The following is an example of a credit scoring model to estimate the probability of debt rescheduling: Pi= 0.25DSRi + 0.17IRi − 0.03 INVRi + 0.84VAREXi + 0.93 MGi
Where Pi is the probability of rescheduling country I's debt; DSR is the country's total debt service ratio; IR is the country's import ratio; INVR is the country's investment ratio; VAREX is the country's variance of export revenue; and MG is the country's rate of growth of the domestic money supply.
Two countries are identical in all respects except that country A's rate of growth of the domestic money supply (MG) is 33 percent, while country B's MG is 25 percent, and country A's variance of export revenue (VAREX) is 3.75 percent, while country B's VAREX is 10 percent.Based only on these two variables, which country possesses the most sovereign country risk?
A) Country A because the higher rate of money supply growth is insufficient to overcome the impact of a lower export revenue variance on country risk exposure.
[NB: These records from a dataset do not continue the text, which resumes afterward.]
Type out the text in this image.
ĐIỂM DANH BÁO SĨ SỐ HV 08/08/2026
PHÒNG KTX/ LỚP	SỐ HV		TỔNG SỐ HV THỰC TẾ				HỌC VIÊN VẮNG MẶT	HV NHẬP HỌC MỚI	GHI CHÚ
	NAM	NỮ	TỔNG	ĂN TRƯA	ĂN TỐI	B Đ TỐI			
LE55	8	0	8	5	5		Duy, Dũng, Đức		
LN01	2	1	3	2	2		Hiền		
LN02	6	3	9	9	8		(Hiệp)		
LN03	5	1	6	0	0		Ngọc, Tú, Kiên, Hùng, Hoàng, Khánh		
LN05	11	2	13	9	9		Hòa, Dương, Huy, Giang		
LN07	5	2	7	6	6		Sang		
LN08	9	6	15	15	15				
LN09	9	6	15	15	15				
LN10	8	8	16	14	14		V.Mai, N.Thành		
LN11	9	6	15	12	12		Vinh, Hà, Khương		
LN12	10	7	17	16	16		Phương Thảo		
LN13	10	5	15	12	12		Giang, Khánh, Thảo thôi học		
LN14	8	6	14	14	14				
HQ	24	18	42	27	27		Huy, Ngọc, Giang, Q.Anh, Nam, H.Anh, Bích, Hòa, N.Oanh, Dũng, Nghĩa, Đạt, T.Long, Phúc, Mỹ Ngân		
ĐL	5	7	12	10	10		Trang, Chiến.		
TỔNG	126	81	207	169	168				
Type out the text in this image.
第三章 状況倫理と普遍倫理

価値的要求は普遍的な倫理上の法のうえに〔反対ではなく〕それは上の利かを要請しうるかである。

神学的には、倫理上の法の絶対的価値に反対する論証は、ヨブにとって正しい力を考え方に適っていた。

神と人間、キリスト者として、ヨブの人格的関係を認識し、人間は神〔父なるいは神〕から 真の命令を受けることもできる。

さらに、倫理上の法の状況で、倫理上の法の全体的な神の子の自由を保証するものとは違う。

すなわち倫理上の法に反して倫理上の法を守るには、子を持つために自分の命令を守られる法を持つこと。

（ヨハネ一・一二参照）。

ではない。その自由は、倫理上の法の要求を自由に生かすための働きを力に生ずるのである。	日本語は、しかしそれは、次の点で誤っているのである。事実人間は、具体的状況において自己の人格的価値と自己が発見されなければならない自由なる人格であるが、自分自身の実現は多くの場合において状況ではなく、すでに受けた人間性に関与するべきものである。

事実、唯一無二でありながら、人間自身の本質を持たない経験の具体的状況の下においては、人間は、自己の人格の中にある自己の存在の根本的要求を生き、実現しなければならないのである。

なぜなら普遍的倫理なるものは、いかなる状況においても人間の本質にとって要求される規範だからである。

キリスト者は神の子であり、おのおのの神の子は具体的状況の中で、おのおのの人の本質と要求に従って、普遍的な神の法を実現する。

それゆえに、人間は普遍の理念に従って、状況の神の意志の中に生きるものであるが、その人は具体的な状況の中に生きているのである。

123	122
B) Country B because the higher rate of money supply growth has less impact on country risk exposure than the impact of a lower export revenue variance.
C) Country A because the higher rate of money supply growth is sufficient to overcome the impact of a higher export revenue variance on country risk exposure.
D) Country B because the higher rate of money supply growth has a positive impact on country risk that outweighs the impact of a lower export revenue variance.
E) They both have the same sovereign country risk exposure.